Christians should be cautious about condemning practices as Pagan just because of their probable origins. Many American traditions and symbols that most Christians participate in and use have Pagan beginnings. They just don't realize it.
  • Funeral ceremonies, wedding ceremonies, and wedding rings have Pagan roots.
  • We still read our Bibles and pray on Thursday, which was originally a day dedicated to Thor (Thor's day). Other days of the week fall into this category, too.
  • The fish (Ichthys) people have on their bumpers of their cars has Pagan origins.
  • It seems that most popular symbols and traditions used in America for the holidays could be traced back to the Pagans.
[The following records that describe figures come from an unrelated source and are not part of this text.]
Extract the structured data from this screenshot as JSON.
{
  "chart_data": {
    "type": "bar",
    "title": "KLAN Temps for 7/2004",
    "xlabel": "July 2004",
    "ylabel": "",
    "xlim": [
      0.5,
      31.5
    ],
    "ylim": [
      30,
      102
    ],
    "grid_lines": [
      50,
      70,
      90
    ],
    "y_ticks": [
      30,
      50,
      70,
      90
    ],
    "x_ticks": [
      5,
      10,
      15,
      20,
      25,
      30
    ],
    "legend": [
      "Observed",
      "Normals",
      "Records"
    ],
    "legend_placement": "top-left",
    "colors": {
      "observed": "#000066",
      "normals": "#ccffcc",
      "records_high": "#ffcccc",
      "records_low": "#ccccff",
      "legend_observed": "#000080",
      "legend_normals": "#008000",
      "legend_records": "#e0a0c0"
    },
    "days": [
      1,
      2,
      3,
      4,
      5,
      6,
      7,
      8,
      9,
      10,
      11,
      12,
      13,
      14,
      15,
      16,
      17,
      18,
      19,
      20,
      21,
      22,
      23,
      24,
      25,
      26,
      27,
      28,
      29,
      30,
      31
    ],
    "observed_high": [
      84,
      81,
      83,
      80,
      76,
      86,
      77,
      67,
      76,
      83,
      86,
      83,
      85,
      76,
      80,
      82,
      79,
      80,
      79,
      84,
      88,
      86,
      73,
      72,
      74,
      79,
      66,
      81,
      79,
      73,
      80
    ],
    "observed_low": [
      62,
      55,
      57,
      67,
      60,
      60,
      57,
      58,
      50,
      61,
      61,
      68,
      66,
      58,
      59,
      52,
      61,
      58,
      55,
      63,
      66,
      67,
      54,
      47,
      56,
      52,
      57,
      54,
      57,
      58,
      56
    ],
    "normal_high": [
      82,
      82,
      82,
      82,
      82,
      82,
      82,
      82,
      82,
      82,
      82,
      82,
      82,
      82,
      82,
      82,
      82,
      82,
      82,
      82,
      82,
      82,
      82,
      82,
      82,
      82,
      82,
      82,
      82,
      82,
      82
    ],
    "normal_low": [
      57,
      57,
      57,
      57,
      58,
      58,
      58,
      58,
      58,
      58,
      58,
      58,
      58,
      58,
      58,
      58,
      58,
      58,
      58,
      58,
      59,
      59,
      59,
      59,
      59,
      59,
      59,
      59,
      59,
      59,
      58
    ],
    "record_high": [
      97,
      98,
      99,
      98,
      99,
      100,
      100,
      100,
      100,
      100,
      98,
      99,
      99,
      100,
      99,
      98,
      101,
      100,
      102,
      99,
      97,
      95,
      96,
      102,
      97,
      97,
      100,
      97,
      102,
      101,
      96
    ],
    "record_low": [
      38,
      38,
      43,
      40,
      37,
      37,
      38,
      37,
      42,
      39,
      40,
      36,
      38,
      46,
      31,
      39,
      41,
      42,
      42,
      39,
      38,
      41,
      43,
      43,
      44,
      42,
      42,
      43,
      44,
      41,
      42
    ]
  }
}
Evergreen Christmas trees, the giving of gifts, holly, stockings, yule logs, and mistletoe were all elements adopted from the ancient Pagan traditions. The Easter bunny, hunting eggs, coloring eggs, and even the word "Easter" is from Pagan roots. The act of dressing up in costumes, carving pumpkins, and going trick-or-treating is considered to be Pagan. Even Thanksgiving Day is debated to begin as Pagan before it was celebrated in America. The cornucopia and foods we typically eat on Thanksgiving, including turkey, were supposedly used in Pagan feasts.
Do you see how you could go on and on? It is exhausting. The bottom line is legalism robs your joy and is never-ending. The more you hide and choose not to create your own traditions out of fear of offending others and God, the less you can celebrate His blessings and be a blessing to others.

Here is my favorite quote from the movie "Saving Christmas."
"We need to make traditions of our own. We need to infuse old symbols with new meaning. We need to arrange our lives and our homes so that every single thing points to Jesus." ~Kirk Cameron
The Believer’s Freedom 

By His grace, we have been brought from the darkness and into the light. We are free in Christ. HERE are some wonderful verses that demonstrate your freedom, which you can use to make wise choices on how to celebrate your faith and create family traditions. Let's go back to the example of meat Paul used in 1 Corinthians. 
1 Corinthians 10:25-26- Eat anything sold in the meat market without raising questions of conscience, for “The earth is the Lord’s, and everything in it.”
 Corinthians 10:29-30- For why is my freedom being judged by another’s conscience? If I take part in the meal with thankfulness, why am I denounced because of something I thank God for?  
I encourage you to stop listening to others' opinions about their personal convictions and pray to the one and only God and seek His wisdom.